The internet does make it easier to stay connected, but some times we’re off the internet for like two weeks. When we do have the internet it’s sometimes that one email or text that keeps some of us alive and keeps people from losing their minds. It’s really hard to be in the navy and be an independent artist, so when I get messages saying, “Hey, man, keep making music,” that really helps me. These are from people I’ve never met, maybe 20 states away from me. It’s really beneficial to be supported like that.
How did “Cell Block 68” get written?
“Cell Block 68” was the second song I wrote while I was in the navy. I wrote that one towards the end of my first underway — December 2016, I think. Sometimes at night it would be kind of boring. Me and my mentor would pull out our guitars and jam all night. The others would be sipping coffee and listening to us. It was like being in an all-night café. I think in the future I just might create some kind of space for that.

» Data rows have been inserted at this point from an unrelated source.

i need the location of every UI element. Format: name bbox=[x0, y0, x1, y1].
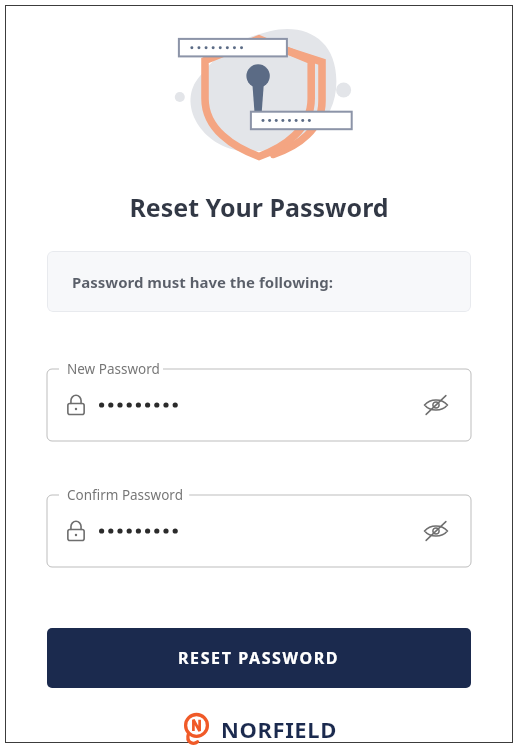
staticText: RESET PASSWORD bbox=[178, 647, 340, 669]
button[interactable]: Show password bbox=[419, 388, 453, 422]
button[interactable]: RESET PASSWORD bbox=[47, 628, 471, 688]
staticText: Password must have the following: bbox=[72, 272, 333, 292]
staticText: New Password bbox=[67, 360, 160, 378]
staticText: Reset Your Password bbox=[129, 190, 389, 224]
button[interactable]: NORFIELD bbox=[177, 709, 341, 748]
button[interactable]: Show password bbox=[419, 514, 453, 548]
staticText: Confirm Password bbox=[67, 486, 183, 504]
staticText: NORFIELD bbox=[221, 714, 337, 744]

One night I cut in with a riff. Then I came up with the first line and got out a piece of paper and wrote it down, Then we passed the paper around, everyone writing down a line about what it meant to them to be deployed, for example one guy wrote, “My son grows up without a father.” They did the first half of the first verse and I did the rest. This song literally came together in the middle of the ocean. It was one of the most interesting experiences I’ve ever had. After that I’d play the song and people would record it on their phones. People now come up to me and tell me they fall asleep to that song. It’s a great experience to touch people like that.
How did you learn to sing like that?
Three of the songs from the EP were recorded in Houston and two in Seattle, so when we were doing “The Deployment Song” we were back in Houston and I was kind of missing some of my boys. They hadn’t heard me sing yet, just a rap a little, so when I first got into the studio they were like, “Whoa, bro, who are you? You’re in the navy with these kinds of vocals?”
I normally get the vocals right the first time, but I do four or five takes anyway just so I can pick the best one. The hard part is the guitar. I love playing guitar, but playing guitar in the studio is a whole different beast.
When I was growing up I didn’t even think I could sing. I didn’t like the sound of my voice until a few years ago, and it was only seeing the responses from other people that convinced me I could do it.
You need that nudge. I don’t want to say you need people to believe in you, but you need some affirmation. Even the talent you’re born with takes a lot of “curing.”
Where do you get the ideas for your lyrics?
I’m a huge fan of rap and hiphop. I used to rap about clothes and cars and women even though I was in a place in my life where none of that was true. I was talking about all the stuff I didn’t have. Many people do that and it doesn’t hurt their conscience, but for me I could put out dishonest music for only so long. It wasn’t genuine. I was a lot more comfortable with rapping when I focused on my own issues.
When I write a song the words and music come together almost at the same time. I’ll think of a line and it just brings its own music with it.
That comes from a history of reading and writing a lot of poetry. When I was 17 or 18 I’d be in bookstores every other day, just reading poetry books, nonstop. Some of my favourites are Hafiz, Rumi, Pablo Neruda, and Charles Bukowski. Then there’s the Instagram poets like Christopher Poindexter and Drake. Stephen King wrote a book called On Writing that really changed the way I approach life. For me the best part of being on the boat was being able to read so much. Reading really helps you deal with your issues and connect the dots. I read a lot of Robert Green, like Mastery and 48 Laws of Power. I read The Alchemist like for the tenth time, and The Subtle Art of Not Giving a F**k by Mark Benson. All kinds of stuff.
What’s coming after the EP launch?
I’m working on my second EP, Two Tornadoes. I’m also working on a poetry book, which I’ve wanted to do for years, as well as trying to get my Youtube channel up and running.